🤖 AI Summary
This study addresses the dynamic prediction of methicillin-resistant *Staphylococcus aureus* (MRSA) healthcare-associated infection (HAI) risk during individual hospitalizations. We propose GenHAI, the first generative probabilistic model designed specifically for single-admission longitudinal clinical test sequences. Built upon a probabilistic programming framework, GenHAI pioneers the application of generative probabilistic modeling to HAI risk prediction, enabling predictive, causal, and counterfactual inference with strong interpretability and flexible inference capabilities. Evaluated on two real-world clinical datasets, GenHAI significantly outperforms state-of-the-art discriminative and conventional generative models, achieving ≥8.2% AUC improvement. Its transparent, mechanistic structure supports clinically actionable, interpretable, and verifiable decision-making for early risk stratification and targeted intervention planning, demonstrating clear translational potential in hospital infection prevention and control.
📝 Abstract
The US Centers for Disease Control and Prevention (CDC), in 2019, designated Methicillin-resistant Staphylococcus aureus (MRSA) as a serious antimicrobial resistance threat. The risk of acquiring MRSA and suffering life-threatening consequences due to it remains especially high for hospitalized patients due to a unique combination of factors, including: co-morbid conditions, immuno suppression, antibiotic use, and risk of contact with contaminated hospital workers and equipment. In this paper, we present a novel generative probabilistic model, GenHAI, for modeling sequences of MRSA test results outcomes for patients during a single hospitalization.
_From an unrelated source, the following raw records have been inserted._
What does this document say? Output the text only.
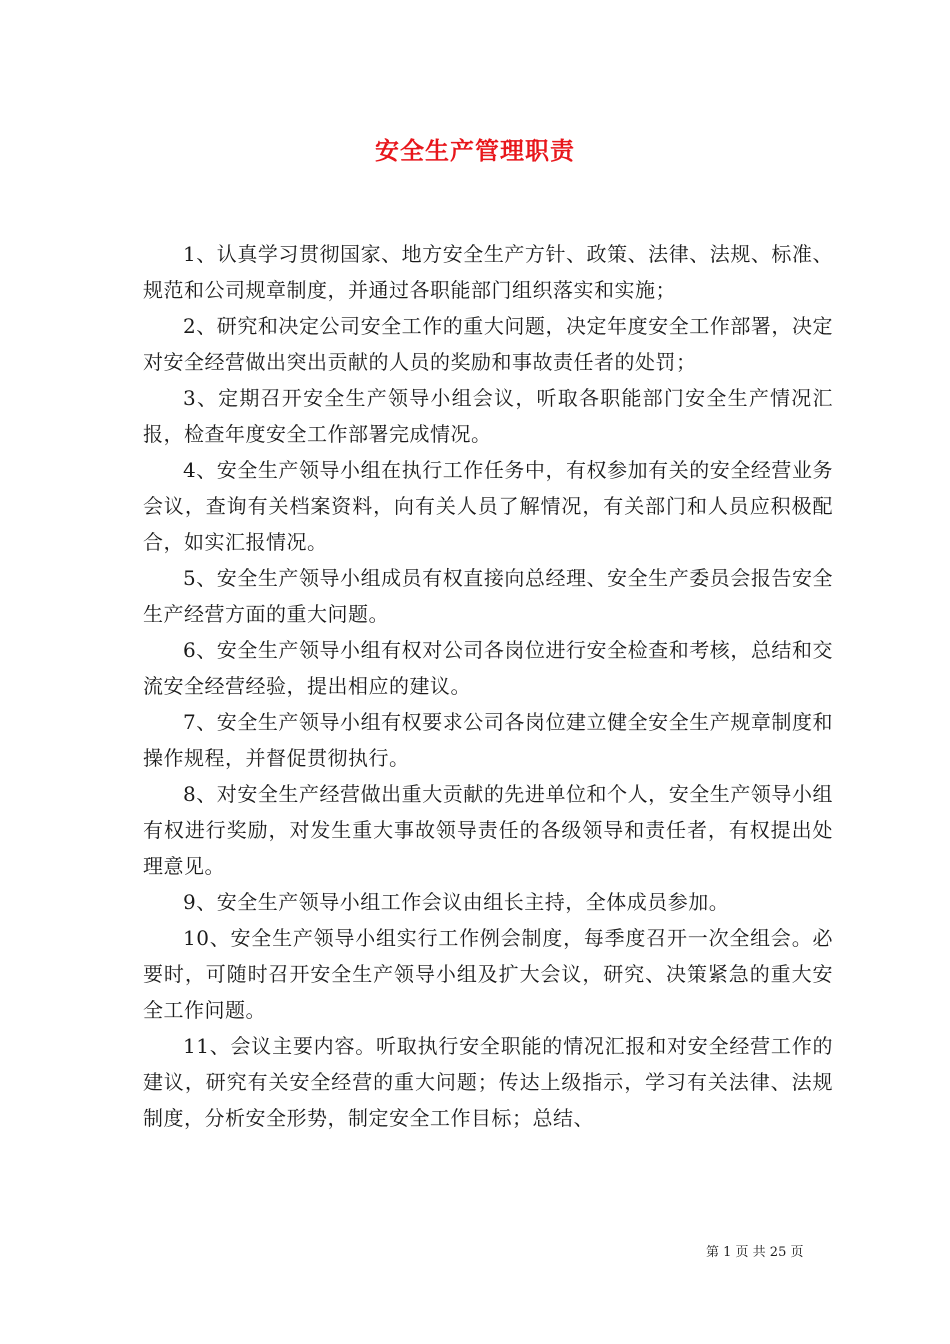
安全生产管理职责

1、认真学习贯彻国家、地方安全生产方针、政策、法律、法规、标准、规范和公司规章制度，并通过各职能部门组织落实和实施；

2、研究和决定公司安全工作的重大问题，决定年度安全工作部署，决定对安全经营做出突出贡献的人员的奖励和事故责任者的处罚；

3、定期召开安全生产领导小组会议，听取各职能部门安全生产情况汇报，检查年度安全工作部署完成情况。

4、安全生产领导小组在执行工作任务中，有权参加有关的安全经营业务会议，查询有关档案资料，向有关人员了解情况，有关部门和人员应积极配合，如实汇报情况。

5、安全生产领导小组成员有权直接向总经理、安全生产委员会报告安全生产经营方面的重大问题。

6、安全生产领导小组有权对公司各岗位进行安全检查和考核，总结和交流安全经营经验，提出相应的建议。

7、安全生产领导小组有权要求公司各岗位建立健全安全生产规章制度和操作规程，并督促贯彻执行。

8、对安全生产经营做出重大贡献的先进单位和个人，安全生产领导小组有权进行奖励，对发生重大事故领导责任的各级领导和责任者，有权提出处理意见。

9、安全生产领导小组工作会议由组长主持，全体成员参加。

10、安全生产领导小组实行工作例会制度，每季度召开一次全组会。必要时，可随时召开安全生产领导小组及扩大会议，研究、决策紧急的重大安全工作问题。

11、会议主要内容。听取执行安全职能的情况汇报和对安全经营工作的建议，研究有关安全经营的重大问题；传达上级指示，学习有关法律、法规制度，分析安全形势，制定安全工作目标；总结、

第 1 页 共 25 页
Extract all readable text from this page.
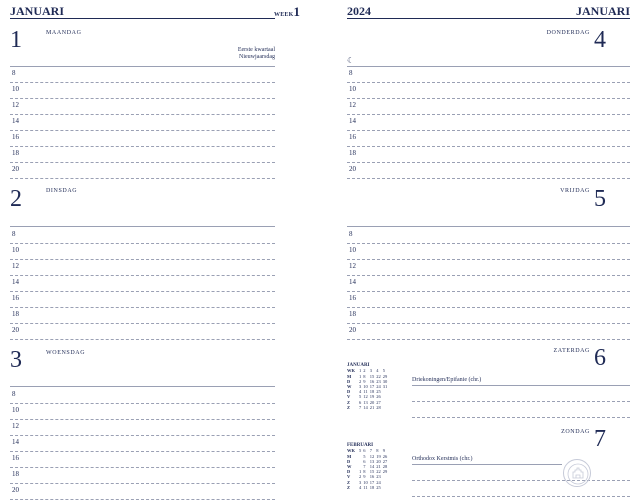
JANUARI	WEEK1
1	MAANDAG
Eerste kwartaal
Nieuwjaarsdag
8
10
12
14
16
18
20
2	DINSDAG
8
10
12
14
16
18
20
3	WOENSDAG
8
10
12
14
16
18
20
2024	JANUARI
4
DONDERDAG
☾
8
10
12
14
16
18
20
5
VRIJDAG
8
10
12
14
16
18
20
6
ZATERDAG
JANUARI
WK	1	2	3	4	5
M	1	8	15	22	29
D	2	9	16	23	30
W	3	10	17	24	31
D	4	11	18	25	
V	5	12	19	26	
Z	6	13	20	27	
Z	7	14	21	28	
Driekoningen/Epifanie (chr.)
7
ZONDAG
FEBRUARI
WK	5	6	7	8	9
M		5	12	19	26
D		6	13	20	27
W		7	14	21	28
D	1	8	15	22	29
V	2	9	16	23	
Z	3	10	17	24	
Z	4	11	18	25	
Orthodox Kerstmis (chr.)
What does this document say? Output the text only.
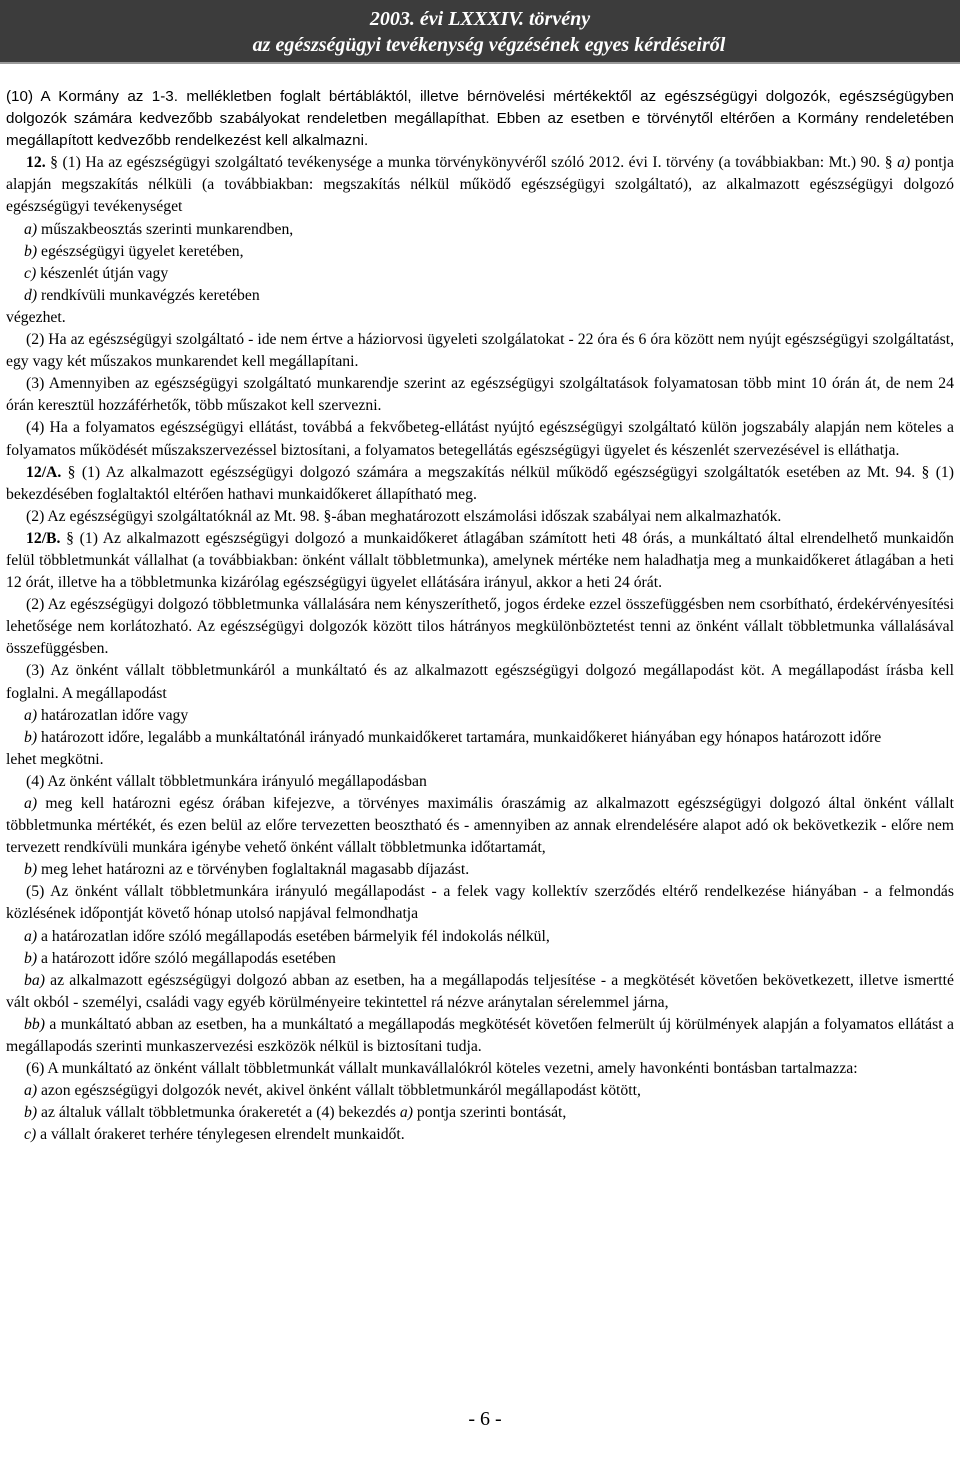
2003. évi LXXXIV. törvény
az egészségügyi tevékenység végzésének egyes kérdéseiről

(10) A Kormány az 1-3. mellékletben foglalt bértábláktól, illetve bérnövelési mértékektől az egészségügyi dolgozók, egészségügyben dolgozók számára kedvezőbb szabályokat rendeletben megállapíthat. Ebben az esetben e törvénytől eltérően a Kormány rendeletében megállapított kedvezőbb rendelkezést kell alkalmazni.

12. § (1) Ha az egészségügyi szolgáltató tevékenysége a munka törvénykönyvéről szóló 2012. évi I. törvény (a továbbiakban: Mt.) 90. § a) pontja alapján megszakítás nélküli (a továbbiakban: megszakítás nélkül működő egészségügyi szolgáltató), az alkalmazott egészségügyi dolgozó egészségügyi tevékenységet

a) műszakbeosztás szerinti munkarendben,

b) egészségügyi ügyelet keretében,

c) készenlét útján vagy

d) rendkívüli munkavégzés keretében

végezhet.

(2) Ha az egészségügyi szolgáltató - ide nem értve a háziorvosi ügyeleti szolgálatokat - 22 óra és 6 óra között nem nyújt egészségügyi szolgáltatást, egy vagy két műszakos munkarendet kell megállapítani.

(3) Amennyiben az egészségügyi szolgáltató munkarendje szerint az egészségügyi szolgáltatások folyamatosan több mint 10 órán át, de nem 24 órán keresztül hozzáférhetők, több műszakot kell szervezni.

(4) Ha a folyamatos egészségügyi ellátást, továbbá a fekvőbeteg-ellátást nyújtó egészségügyi szolgáltató külön jogszabály alapján nem köteles a folyamatos működését műszakszervezéssel biztosítani, a folyamatos betegellátás egészségügyi ügyelet és készenlét szervezésével is elláthatja.

12/A. § (1) Az alkalmazott egészségügyi dolgozó számára a megszakítás nélkül működő egészségügyi szolgáltatók esetében az Mt. 94. § (1) bekezdésében foglaltaktól eltérően hathavi munkaidőkeret állapítható meg.

(2) Az egészségügyi szolgáltatóknál az Mt. 98. §-ában meghatározott elszámolási időszak szabályai nem alkalmazhatók.

12/B. § (1) Az alkalmazott egészségügyi dolgozó a munkaidőkeret átlagában számított heti 48 órás, a munkáltató által elrendelhető munkaidőn felül többletmunkát vállalhat (a továbbiakban: önként vállalt többletmunka), amelynek mértéke nem haladhatja meg a munkaidőkeret átlagában a heti 12 órát, illetve ha a többletmunka kizárólag egészségügyi ügyelet ellátására irányul, akkor a heti 24 órát.

(2) Az egészségügyi dolgozó többletmunka vállalására nem kényszeríthető, jogos érdeke ezzel összefüggésben nem csorbítható, érdekérvényesítési lehetősége nem korlátozható. Az egészségügyi dolgozók között tilos hátrányos megkülönböztetést tenni az önként vállalt többletmunka vállalásával összefüggésben.

(3) Az önként vállalt többletmunkáról a munkáltató és az alkalmazott egészségügyi dolgozó megállapodást köt. A megállapodást írásba kell foglalni. A megállapodást

a) határozatlan időre vagy

b) határozott időre, legalább a munkáltatónál irányadó munkaidőkeret tartamára, munkaidőkeret hiányában egy hónapos határozott időre

lehet megkötni.

(4) Az önként vállalt többletmunkára irányuló megállapodásban

a) meg kell határozni egész órában kifejezve, a törvényes maximális óraszámig az alkalmazott egészségügyi dolgozó által önként vállalt többletmunka mértékét, és ezen belül az előre tervezetten beosztható és - amennyiben az annak elrendelésére alapot adó ok bekövetkezik - előre nem tervezett rendkívüli munkára igénybe vehető önként vállalt többletmunka időtartamát,

b) meg lehet határozni az e törvényben foglaltaknál magasabb díjazást.

(5) Az önként vállalt többletmunkára irányuló megállapodást - a felek vagy kollektív szerződés eltérő rendelkezése hiányában - a felmondás közlésének időpontját követő hónap utolsó napjával felmondhatja

a) a határozatlan időre szóló megállapodás esetében bármelyik fél indokolás nélkül,

b) a határozott időre szóló megállapodás esetében

ba) az alkalmazott egészségügyi dolgozó abban az esetben, ha a megállapodás teljesítése - a megkötését követően bekövetkezett, illetve ismertté vált okból - személyi, családi vagy egyéb körülményeire tekintettel rá nézve aránytalan sérelemmel járna,

bb) a munkáltató abban az esetben, ha a munkáltató a megállapodás megkötését követően felmerült új körülmények alapján a folyamatos ellátást a megállapodás szerinti munkaszervezési eszközök nélkül is biztosítani tudja.

(6) A munkáltató az önként vállalt többletmunkát vállalt munkavállalókról köteles vezetni, amely havonkénti bontásban tartalmazza:

a) azon egészségügyi dolgozók nevét, akivel önként vállalt többletmunkáról megállapodást kötött,

b) az általuk vállalt többletmunka órakeretét a (4) bekezdés a) pontja szerinti bontását,

c) a vállalt órakeret terhére ténylegesen elrendelt munkaidőt.

- 6 -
This model can be used to answer many important questions from the perspectives of hospital administrators for mitigating the risk of MRSA infections. Our model is based on the probabilistic programming paradigm, and can be used to approximately answer a variety of predictive, causal, and counterfactual questions. We demonstrate the efficacy of our model by comparing it against discriminative and generative machine learning models using two real-world datasets.